The predominant microcontroller chips used in these radios are from the ESP32, Nordic nRF52, STM32, and RP2040 families.
The Nordic is reputed to be the winner over the ESP32 for low power use, but the ESP32 is more popular and has built-in Wi-Fi and Bluetooth. The STM32 family has a huge range of options, from ultra-low-power to high-performance. The RP2040 is a newer option with good performance and low cost, but it lacks built-in wireless capabilities.

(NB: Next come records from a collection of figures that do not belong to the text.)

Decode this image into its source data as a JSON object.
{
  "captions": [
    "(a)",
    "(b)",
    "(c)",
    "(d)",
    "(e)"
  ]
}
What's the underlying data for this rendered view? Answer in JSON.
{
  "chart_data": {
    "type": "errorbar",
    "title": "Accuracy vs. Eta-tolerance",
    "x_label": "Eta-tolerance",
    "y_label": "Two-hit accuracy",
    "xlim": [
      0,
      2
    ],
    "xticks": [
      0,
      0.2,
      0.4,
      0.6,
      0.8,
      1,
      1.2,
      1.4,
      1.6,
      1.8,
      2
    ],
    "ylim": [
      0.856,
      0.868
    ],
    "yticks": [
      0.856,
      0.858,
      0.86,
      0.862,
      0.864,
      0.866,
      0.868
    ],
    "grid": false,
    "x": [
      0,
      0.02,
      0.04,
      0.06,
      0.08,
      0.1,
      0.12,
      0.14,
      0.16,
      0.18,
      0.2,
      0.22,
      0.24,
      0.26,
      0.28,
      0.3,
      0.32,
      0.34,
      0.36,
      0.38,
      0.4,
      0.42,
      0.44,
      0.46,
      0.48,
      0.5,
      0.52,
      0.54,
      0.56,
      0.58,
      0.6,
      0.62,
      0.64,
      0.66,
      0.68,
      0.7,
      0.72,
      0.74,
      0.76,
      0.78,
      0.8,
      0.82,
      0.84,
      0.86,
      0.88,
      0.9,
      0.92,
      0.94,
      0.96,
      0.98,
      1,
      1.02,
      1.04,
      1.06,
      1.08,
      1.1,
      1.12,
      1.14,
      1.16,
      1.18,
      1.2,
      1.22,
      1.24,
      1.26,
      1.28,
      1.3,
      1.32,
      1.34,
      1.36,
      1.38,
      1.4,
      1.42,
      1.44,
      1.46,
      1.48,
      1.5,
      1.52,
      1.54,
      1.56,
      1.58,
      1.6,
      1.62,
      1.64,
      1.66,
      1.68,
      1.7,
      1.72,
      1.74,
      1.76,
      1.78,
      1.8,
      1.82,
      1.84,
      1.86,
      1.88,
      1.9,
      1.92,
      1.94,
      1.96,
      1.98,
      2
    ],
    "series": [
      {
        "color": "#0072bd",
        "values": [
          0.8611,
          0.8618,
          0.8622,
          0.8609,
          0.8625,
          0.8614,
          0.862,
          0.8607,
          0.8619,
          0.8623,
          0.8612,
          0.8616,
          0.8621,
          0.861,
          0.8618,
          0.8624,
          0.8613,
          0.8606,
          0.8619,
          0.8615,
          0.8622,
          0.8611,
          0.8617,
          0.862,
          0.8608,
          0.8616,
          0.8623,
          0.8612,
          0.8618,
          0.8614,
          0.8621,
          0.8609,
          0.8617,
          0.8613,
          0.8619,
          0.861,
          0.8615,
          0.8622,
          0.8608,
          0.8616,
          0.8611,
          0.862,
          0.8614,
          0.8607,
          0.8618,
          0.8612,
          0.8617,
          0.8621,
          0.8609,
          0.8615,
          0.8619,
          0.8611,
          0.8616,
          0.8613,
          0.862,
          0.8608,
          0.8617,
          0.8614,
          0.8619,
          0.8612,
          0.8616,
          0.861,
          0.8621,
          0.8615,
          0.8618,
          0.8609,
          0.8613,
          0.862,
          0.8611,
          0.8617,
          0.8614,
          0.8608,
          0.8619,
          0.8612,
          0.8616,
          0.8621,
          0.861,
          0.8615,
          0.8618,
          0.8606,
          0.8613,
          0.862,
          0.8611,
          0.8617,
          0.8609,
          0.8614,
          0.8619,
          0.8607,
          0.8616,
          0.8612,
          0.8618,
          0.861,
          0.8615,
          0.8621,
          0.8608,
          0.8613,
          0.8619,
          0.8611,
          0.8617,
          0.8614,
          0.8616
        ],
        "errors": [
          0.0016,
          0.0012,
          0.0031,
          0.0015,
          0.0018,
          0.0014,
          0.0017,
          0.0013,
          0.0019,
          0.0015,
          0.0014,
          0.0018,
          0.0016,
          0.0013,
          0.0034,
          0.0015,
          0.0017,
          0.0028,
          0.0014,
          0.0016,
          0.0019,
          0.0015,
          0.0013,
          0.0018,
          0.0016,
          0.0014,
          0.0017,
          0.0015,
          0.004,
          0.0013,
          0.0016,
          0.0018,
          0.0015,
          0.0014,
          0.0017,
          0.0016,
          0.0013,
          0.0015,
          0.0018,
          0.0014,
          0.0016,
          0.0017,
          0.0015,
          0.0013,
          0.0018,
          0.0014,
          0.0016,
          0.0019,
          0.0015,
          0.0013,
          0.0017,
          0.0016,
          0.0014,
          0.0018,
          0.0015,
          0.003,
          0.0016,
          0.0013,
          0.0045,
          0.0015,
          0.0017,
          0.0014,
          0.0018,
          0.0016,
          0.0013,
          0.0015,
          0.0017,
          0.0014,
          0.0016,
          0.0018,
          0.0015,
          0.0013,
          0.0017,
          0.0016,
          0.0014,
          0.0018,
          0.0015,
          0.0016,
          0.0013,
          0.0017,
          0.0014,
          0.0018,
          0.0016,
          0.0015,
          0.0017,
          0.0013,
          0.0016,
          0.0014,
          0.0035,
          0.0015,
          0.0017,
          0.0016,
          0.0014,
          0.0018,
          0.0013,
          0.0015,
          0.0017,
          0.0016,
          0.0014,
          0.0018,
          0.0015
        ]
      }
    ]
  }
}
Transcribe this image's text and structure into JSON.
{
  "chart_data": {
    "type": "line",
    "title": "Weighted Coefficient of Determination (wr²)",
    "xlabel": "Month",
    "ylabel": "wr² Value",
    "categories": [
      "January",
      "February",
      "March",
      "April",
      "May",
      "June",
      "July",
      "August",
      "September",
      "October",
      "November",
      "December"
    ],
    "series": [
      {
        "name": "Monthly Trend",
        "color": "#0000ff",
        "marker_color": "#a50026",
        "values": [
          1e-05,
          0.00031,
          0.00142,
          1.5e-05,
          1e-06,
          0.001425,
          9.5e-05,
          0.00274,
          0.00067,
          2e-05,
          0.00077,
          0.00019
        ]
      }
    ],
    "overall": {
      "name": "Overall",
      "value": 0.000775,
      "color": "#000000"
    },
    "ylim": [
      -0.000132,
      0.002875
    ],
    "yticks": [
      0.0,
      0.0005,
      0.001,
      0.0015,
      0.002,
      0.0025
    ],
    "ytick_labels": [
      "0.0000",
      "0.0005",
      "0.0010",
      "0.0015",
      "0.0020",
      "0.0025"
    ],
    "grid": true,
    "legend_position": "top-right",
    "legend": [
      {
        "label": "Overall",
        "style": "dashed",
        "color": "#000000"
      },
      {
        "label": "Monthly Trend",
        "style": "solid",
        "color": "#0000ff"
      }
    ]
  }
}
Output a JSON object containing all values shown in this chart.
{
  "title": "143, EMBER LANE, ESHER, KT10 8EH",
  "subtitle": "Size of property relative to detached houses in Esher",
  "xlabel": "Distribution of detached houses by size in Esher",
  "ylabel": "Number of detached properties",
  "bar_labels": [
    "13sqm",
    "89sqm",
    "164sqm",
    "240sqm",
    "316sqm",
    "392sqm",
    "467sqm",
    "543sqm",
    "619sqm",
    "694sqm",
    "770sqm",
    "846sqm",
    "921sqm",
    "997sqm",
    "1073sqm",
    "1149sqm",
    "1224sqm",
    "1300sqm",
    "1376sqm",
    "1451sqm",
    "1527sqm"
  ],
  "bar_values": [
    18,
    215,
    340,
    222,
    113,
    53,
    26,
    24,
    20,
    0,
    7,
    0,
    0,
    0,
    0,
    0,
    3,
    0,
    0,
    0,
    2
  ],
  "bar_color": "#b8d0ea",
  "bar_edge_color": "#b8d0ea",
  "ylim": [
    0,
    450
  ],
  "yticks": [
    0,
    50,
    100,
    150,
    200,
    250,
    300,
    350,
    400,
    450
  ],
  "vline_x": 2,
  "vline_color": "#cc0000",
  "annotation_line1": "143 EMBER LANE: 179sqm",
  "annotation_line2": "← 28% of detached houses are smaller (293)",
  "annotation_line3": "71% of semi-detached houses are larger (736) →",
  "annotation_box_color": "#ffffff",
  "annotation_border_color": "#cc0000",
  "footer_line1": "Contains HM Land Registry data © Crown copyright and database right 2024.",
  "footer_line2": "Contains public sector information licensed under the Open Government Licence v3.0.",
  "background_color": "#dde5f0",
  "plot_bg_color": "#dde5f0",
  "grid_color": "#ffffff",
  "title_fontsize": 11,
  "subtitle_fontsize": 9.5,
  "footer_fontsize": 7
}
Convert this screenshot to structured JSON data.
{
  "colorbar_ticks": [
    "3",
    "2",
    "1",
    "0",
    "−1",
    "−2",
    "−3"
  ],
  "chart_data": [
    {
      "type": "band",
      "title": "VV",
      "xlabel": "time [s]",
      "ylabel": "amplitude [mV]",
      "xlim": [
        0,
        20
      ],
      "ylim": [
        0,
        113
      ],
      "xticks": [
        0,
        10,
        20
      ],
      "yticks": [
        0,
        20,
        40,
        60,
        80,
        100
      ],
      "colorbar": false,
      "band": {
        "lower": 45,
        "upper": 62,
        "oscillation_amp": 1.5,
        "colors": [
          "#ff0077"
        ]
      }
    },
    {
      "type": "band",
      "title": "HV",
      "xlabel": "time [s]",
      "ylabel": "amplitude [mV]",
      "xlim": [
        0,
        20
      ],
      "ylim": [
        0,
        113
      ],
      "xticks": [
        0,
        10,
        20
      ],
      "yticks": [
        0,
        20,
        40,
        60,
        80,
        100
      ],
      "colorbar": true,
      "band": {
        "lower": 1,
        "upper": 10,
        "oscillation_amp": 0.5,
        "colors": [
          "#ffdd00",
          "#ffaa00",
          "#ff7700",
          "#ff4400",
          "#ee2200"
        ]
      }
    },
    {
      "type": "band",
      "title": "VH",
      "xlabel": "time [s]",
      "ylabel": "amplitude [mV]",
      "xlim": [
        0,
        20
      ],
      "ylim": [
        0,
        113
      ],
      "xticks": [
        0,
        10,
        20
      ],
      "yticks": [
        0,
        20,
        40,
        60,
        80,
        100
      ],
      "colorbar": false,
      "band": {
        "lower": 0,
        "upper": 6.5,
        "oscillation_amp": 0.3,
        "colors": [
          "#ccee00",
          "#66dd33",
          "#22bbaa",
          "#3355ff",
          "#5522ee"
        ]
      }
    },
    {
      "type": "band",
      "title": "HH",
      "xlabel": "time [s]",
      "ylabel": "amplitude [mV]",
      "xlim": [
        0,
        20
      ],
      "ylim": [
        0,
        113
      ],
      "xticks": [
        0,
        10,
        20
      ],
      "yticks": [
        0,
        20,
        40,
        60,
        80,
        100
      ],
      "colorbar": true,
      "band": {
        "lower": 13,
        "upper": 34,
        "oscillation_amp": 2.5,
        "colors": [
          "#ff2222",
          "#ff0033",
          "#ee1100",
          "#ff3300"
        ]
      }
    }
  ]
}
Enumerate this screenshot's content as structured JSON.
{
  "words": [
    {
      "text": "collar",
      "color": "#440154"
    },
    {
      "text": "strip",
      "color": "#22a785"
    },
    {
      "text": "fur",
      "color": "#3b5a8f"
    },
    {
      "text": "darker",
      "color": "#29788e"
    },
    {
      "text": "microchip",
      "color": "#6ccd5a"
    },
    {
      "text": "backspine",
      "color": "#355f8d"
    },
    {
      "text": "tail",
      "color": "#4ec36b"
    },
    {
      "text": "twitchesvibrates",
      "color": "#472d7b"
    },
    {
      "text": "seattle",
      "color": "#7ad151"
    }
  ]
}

| ESP32 | STM32 | nRF52 | RP2040 | |
|---|---|---|---|---|
| Manufacturer | Espressif | STMicroelectronics | Nordic Semiconductor | Raspberry Pi |
| Power Use | Moderate — deep-sleep available, but Wi-Fi/BT subsystem is power-hungry | Excellent range — STM32L ultra-low-power to STM32H high-performance | Ultra-low — optimized to minimize current while running Bluetooth LE | Moderate — no built-in ultra-low-power modes; no internal flash (needs external chip) |
| Models | Many (rapidly expanding line) | Hundreds (F1, F4, G0, L4, H7…) | Several (focused BLE family) | Few (newer, limited variants) |
| Wireless | Wi-Fi + Bluetooth built-in ✅ | Mostly no — usually needs external module | Bluetooth LE (highly optimized) ✅ | None — needs external module |
| Dev Environment | Arduino-compatible; Espressif IDF. Beginner-friendly, large ecosystem | STM32CubeIDE + CubeMX + HAL. Professional-grade, steeper learning curve | Nordic SDK / Zephyr RTOS. Professional-grade, good BLE libraries | MicroPython, C/C++ SDK, Arduino-compatible. Beginner-friendly, huge hobbyist community |
| Cost | Very low (~$2–5) | Moderate | Moderate (premium over ESP32) | Very low (<$1 in volume) |
| Best For | Wi-Fi/BT connected devices, IoT, prototyping | Wired industrial/commercial products, scalable designs | Wearables, fitness trackers, sensors needing months of battery life | Cost-sensitive wired embedded projects, maker/hobbyist use |
Source: ESP32 vs STM32 vs nRF52 vs RP2040 — Predictable Designs (Jan 2026)
LoRa Chip
There is only one brand of chip that handles the LoRa communication: Semtech. Their chips are responsible for sending and receiving messages over the LoRa network, and they determine the range and reliability of your radio communication.
The Semtech SX126x family includes several variants with different features and performance characteristics (e.g., SX1302), but the SX1262 is what almost everyone uses.
However a new chip, the LR2021, will likely start to replace the SX1262 later in 2026.
Firmware / Operating System
Radios run firmware that defines their personality — how they interact with you, connect to the app, and handle LoRa communication. Popular options include:
- Meshtastic — the most widely deployed; great for small peer groups and rural use
- MeshCore — optimized for community networks with dedicated repeaters
- MeshOS ↗ — MeshCore variant for all-in-one devices like the T-Deck
- Ripple / Ultra ↗ — focused on off-grid communications
- Whisper ↗ — lightweight, privacy-focused
- MeshCore Open (open source) ↗
Almost all devices that can run Meshtastic can also run MeshCore — you just flash different firmware onto the same hardware.